El hecho se registró en inmediaciones del estadio Jaime Morón, donde seguidores del Junior de Barranquilla fueron sorprendidos por presuntos integrantes de una barra del Real Cartagena, en la previa del compromiso frente a Palmeiras por la Copa Libertadores.
Según testigos, el ataque fue directo y violento. En cuestión de segundos, la víctima fue rodeada y agredida, quedando lesionado a la altura de la cabeza mientras los responsables huían del lugar sin ser detenidos.

En medio de esta situación, el director de Tránsito, quien hacía parte del dispositivo de seguridad en la zona, intervino para auxiliar a uno de los aficionados heridos, facilitando su traslado y la atención de primeros auxilios.
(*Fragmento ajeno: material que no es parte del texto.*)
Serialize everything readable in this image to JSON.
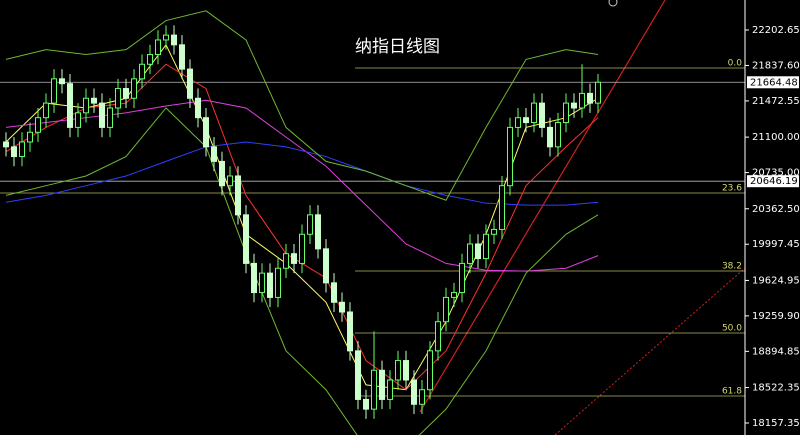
{
  "chart_data": {
    "type": "candlestick",
    "title": "纳指日线图",
    "ylim": [
      18033.8,
      22511.4
    ],
    "yticks": [
      22202.65,
      {
        "value": 21837.6,
        "label": "21837.60"
      },
      21472.55,
      {
        "value": 21100,
        "label": "21100.00"
      },
      {
        "value": 20735,
        "label": "20735.00"
      },
      {
        "value": 20362.5,
        "label": "20362.50"
      },
      19997.45,
      19624.95,
      {
        "value": 19259.9,
        "label": "19259.90"
      },
      18894.85,
      18522.35,
      18157.35
    ],
    "up_color": "#66ff66",
    "down_color": "#ccffcc",
    "candles": [
      [
        21050,
        21150,
        20900,
        21000
      ],
      [
        21000,
        21100,
        20800,
        20900
      ],
      [
        20900,
        21150,
        20800,
        21050
      ],
      [
        21050,
        21250,
        20950,
        21150
      ],
      [
        21150,
        21400,
        21050,
        21300
      ],
      [
        21300,
        21550,
        21200,
        21450
      ],
      [
        21450,
        21800,
        21350,
        21700
      ],
      [
        21700,
        21800,
        21550,
        21650
      ],
      [
        21650,
        21750,
        21100,
        21200
      ],
      [
        21200,
        21450,
        21100,
        21350
      ],
      [
        21350,
        21600,
        21250,
        21500
      ],
      [
        21500,
        21600,
        21350,
        21450
      ],
      [
        21450,
        21550,
        21100,
        21200
      ],
      [
        21200,
        21500,
        21100,
        21400
      ],
      [
        21400,
        21700,
        21300,
        21600
      ],
      [
        21600,
        21700,
        21400,
        21500
      ],
      [
        21500,
        21800,
        21400,
        21700
      ],
      [
        21700,
        21950,
        21600,
        21850
      ],
      [
        21850,
        22050,
        21750,
        21950
      ],
      [
        21950,
        22200,
        21850,
        22100
      ],
      [
        22100,
        22250,
        22000,
        22150
      ],
      [
        22150,
        22250,
        21950,
        22050
      ],
      [
        22050,
        22150,
        21700,
        21800
      ],
      [
        21800,
        21900,
        21400,
        21500
      ],
      [
        21500,
        21600,
        21200,
        21300
      ],
      [
        21300,
        21400,
        20900,
        21000
      ],
      [
        21000,
        21100,
        20750,
        20850
      ],
      [
        20850,
        20950,
        20500,
        20600
      ],
      [
        20600,
        20800,
        20500,
        20700
      ],
      [
        20700,
        20800,
        20200,
        20300
      ],
      [
        20300,
        20400,
        19700,
        19800
      ],
      [
        19800,
        19900,
        19400,
        19500
      ],
      [
        19500,
        19800,
        19400,
        19700
      ],
      [
        19700,
        19800,
        19350,
        19450
      ],
      [
        19450,
        19850,
        19350,
        19750
      ],
      [
        19750,
        20000,
        19650,
        19900
      ],
      [
        19900,
        20000,
        19700,
        19800
      ],
      [
        19800,
        20200,
        19700,
        20100
      ],
      [
        20100,
        20400,
        20000,
        20300
      ],
      [
        20300,
        20400,
        19850,
        19950
      ],
      [
        19950,
        20050,
        19500,
        19600
      ],
      [
        19600,
        19700,
        19300,
        19400
      ],
      [
        19400,
        19500,
        19200,
        19300
      ],
      [
        19300,
        19400,
        18800,
        18900
      ],
      [
        18900,
        19000,
        18300,
        18400
      ],
      [
        18400,
        18500,
        18200,
        18300
      ],
      [
        18300,
        19100,
        18200,
        18700
      ],
      [
        18700,
        18800,
        18300,
        18400
      ],
      [
        18400,
        18700,
        18300,
        18600
      ],
      [
        18600,
        18900,
        18500,
        18800
      ],
      [
        18800,
        18900,
        18500,
        18600
      ],
      [
        18600,
        18700,
        18250,
        18350
      ],
      [
        18350,
        18600,
        18250,
        18500
      ],
      [
        18500,
        19000,
        18400,
        18900
      ],
      [
        18900,
        19300,
        18800,
        19200
      ],
      [
        19200,
        19550,
        19100,
        19450
      ],
      [
        19450,
        19600,
        19350,
        19500
      ],
      [
        19500,
        19900,
        19400,
        19800
      ],
      [
        19800,
        20100,
        19700,
        20000
      ],
      [
        20000,
        20100,
        19750,
        19850
      ],
      [
        19850,
        20200,
        19750,
        20100
      ],
      [
        20100,
        20250,
        20000,
        20150
      ],
      [
        20150,
        20700,
        20050,
        20600
      ],
      [
        20600,
        21300,
        20500,
        21200
      ],
      [
        21200,
        21400,
        21100,
        21300
      ],
      [
        21300,
        21400,
        21150,
        21250
      ],
      [
        21250,
        21550,
        21150,
        21450
      ],
      [
        21450,
        21550,
        21100,
        21200
      ],
      [
        21200,
        21300,
        20900,
        21000
      ],
      [
        21000,
        21350,
        20900,
        21250
      ],
      [
        21250,
        21550,
        21150,
        21450
      ],
      [
        21450,
        21550,
        21300,
        21400
      ],
      [
        21400,
        21850,
        21300,
        21550
      ],
      [
        21550,
        21650,
        21350,
        21450
      ],
      [
        21450,
        21750,
        21350,
        21664.48
      ]
    ],
    "line_x": [
      0,
      5,
      10,
      15,
      20,
      25,
      30,
      35,
      40,
      45,
      50,
      55,
      60,
      65,
      70,
      74
    ],
    "lines": [
      {
        "color": "#ffff66",
        "values": [
          21050,
          21450,
          21400,
          21500,
          22050,
          21200,
          20100,
          19800,
          19400,
          18550,
          18500,
          19200,
          20100,
          21200,
          21300,
          21500
        ]
      },
      {
        "color": "#ff3030",
        "values": [
          20950,
          21200,
          21400,
          21450,
          21850,
          21600,
          20500,
          19900,
          19650,
          18800,
          18500,
          18900,
          19700,
          20600,
          21000,
          21300
        ]
      },
      {
        "color": "#e040e0",
        "values": [
          21200,
          21250,
          21300,
          21350,
          21420,
          21480,
          21400,
          21100,
          20800,
          20400,
          20000,
          19800,
          19730,
          19720,
          19750,
          19880
        ]
      },
      {
        "color": "#3040ff",
        "values": [
          20430,
          20500,
          20600,
          20700,
          20850,
          21000,
          21050,
          21000,
          20900,
          20750,
          20600,
          20500,
          20420,
          20400,
          20400,
          20430
        ]
      },
      {
        "color": "#70b830",
        "values": [
          21900,
          22000,
          21950,
          22000,
          22300,
          22400,
          22100,
          21200,
          20850,
          20750,
          20600,
          20450,
          21200,
          21900,
          22000,
          21950
        ]
      },
      {
        "color": "#70b830",
        "values": [
          20500,
          20600,
          20700,
          20900,
          21400,
          21000,
          19900,
          18900,
          18500,
          17900,
          17900,
          18300,
          18900,
          19700,
          20100,
          20300
        ]
      }
    ],
    "fib_levels": [
      {
        "label": "0.0",
        "value": 21811.5
      },
      {
        "label": "23.6",
        "value": 20524.9
      },
      {
        "label": "38.2",
        "value": 19722
      },
      {
        "label": "50.0",
        "value": 19083.8
      },
      {
        "label": "61.8",
        "value": 18435.4
      }
    ],
    "price_markers": [
      21664.48,
      20646.19
    ]
  }
}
A este hecho se suma otro episodio que agrava el panorama. El Universal conoció que, en cercanías al barrio Villa Rosita, buses que transportaban a hinchas del equipo ‘rojiblanco’ también fueron atacados con botellas y piedras, generando momentos de pánico entre los ocupantes.
Lo más preocupante es que no se trató de un hecho aislado. Desde horas antes, en redes sociales ya circulaban mensajes amenazantes entre barras, anticipando un escenario de confrontación que finalmente se materializó en las calles.
La situación ha generado indignación entre aficionados, quienes cuestionan las medidas de seguridad en eventos deportivos, especialmente en partidos de alto riesgo como este.
Cabe destacar que la Policía Nacional desplegó un amplio operativo de seguridad para el partido de Copa Libertadores que se juga este miércoles en el estadio Jaime Morón. El dispositivo cuenta con más de 600 uniformados, distribuidos en distintas fases para garantizar el orden antes, durante y después del encuentro.